Functional enrichment analysis aims to identify changes in the expression of pathways that comprise the biological processes, both when increased and decreased or when associated with the physiological responses of organisms. In the present study, nine processes were found; however, only one was significant among the treatments, with increased expression in the aminoacyl–transporter RNA biosynthesis pathway.

Biosynthesis is a chemical process that involves the production of various molecules in a living organism, such as lipids, nucleic acids, and proteins, from simple compounds. Simple reactants cluster to convert another compound or to build macromolecules [52]. The union/conversion process of these molecules comes from metabolic pathways. Metabolic pathways are responsible for receiving and transmitting substrates to other reactions; therefore, they are dependent on other pathways to occur. The aminoacyl–tRNA molecule is a transport enzyme that, along with the translation factors, carries amino acids to the ribosomes that incorporate these amino acids into peptide chains for protein formation [53]. Thus, the increase in the pathway responsible for the biosynthesis of aminoacyl–tRNA translates into more reactions occurring in the meat of the animals in the PP and FP treatments for the formation of aminoacyl–tRNA enzymes, which is positive since the latter have the function of providing varied proteins to the cell membrane, such as the proteins that make up muscle. The process becomes even more advantageous when the activation of metabolic pathways, such as this one, happens during pregnancy, as the moment of formation and growth of new tissues happens in that period and can modulate the results throughout the animal’s life [54].

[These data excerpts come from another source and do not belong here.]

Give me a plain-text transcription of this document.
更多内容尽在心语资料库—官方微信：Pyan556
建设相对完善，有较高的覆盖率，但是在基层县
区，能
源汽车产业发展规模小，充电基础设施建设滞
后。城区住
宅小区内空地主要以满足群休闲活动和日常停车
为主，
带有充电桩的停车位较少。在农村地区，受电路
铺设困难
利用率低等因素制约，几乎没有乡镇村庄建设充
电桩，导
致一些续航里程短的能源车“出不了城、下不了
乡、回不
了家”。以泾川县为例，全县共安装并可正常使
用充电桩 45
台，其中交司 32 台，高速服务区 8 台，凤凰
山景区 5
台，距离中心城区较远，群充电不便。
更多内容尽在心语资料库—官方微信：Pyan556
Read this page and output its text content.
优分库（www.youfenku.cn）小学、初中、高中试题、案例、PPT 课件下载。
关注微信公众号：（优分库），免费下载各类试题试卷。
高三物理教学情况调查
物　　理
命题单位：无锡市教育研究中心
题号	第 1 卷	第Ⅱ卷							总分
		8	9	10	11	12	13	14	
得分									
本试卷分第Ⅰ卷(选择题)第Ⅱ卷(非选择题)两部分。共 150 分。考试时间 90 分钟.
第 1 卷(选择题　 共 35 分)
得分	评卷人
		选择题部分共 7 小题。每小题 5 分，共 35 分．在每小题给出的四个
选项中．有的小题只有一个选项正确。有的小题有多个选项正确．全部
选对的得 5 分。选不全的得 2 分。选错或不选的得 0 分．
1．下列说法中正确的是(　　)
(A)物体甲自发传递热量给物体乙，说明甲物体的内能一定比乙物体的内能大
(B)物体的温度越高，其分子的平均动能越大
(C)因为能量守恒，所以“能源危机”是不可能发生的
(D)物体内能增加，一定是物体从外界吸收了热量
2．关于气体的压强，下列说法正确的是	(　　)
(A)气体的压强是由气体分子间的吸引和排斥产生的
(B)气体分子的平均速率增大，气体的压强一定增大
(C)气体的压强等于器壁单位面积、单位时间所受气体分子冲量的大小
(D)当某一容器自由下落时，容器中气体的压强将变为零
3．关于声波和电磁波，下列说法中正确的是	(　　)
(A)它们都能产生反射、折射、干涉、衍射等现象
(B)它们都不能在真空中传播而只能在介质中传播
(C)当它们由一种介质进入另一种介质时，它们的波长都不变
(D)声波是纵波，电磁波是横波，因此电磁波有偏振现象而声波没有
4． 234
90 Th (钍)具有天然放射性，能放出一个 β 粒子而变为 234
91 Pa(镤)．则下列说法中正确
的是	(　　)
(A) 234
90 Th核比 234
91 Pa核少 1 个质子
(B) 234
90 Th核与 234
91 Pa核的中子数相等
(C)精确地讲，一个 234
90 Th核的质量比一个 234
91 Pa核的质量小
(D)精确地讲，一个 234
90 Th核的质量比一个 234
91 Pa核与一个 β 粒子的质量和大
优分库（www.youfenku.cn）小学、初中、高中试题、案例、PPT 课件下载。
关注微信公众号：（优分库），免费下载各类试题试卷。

The discoveries conferred by the use of new technologies in the present study offer a better understanding of physiological processes and provide excellent advances in beef production as a whole [14]. The continuous development of new technologies and methods for complex data analyses using modeling and prediction of functional biochemical networks allows us to approach the general biology that combines molecular, genetic, and environmental data, contributing to better understanding the phenotype of interest [55].

5. Conclusions

The prenatal nutrition of Nellore cows was able to modify the levels of some metabolites present in the meat and subcutaneous adipose tissue of the male offspring. Furthermore, a significant metabolic process was found in the meat metabolome to be correlated with different supplementation strategies during pregnancy (the aminoacyl–transporter RNA biosynthesis pathway). Thus, maternal nutrition can modulate pathways and metabolites that culminate in phenotypic changes in meat and fat, which can alter the animal’s performance characteristics and/or the quality of the final product for the consumer.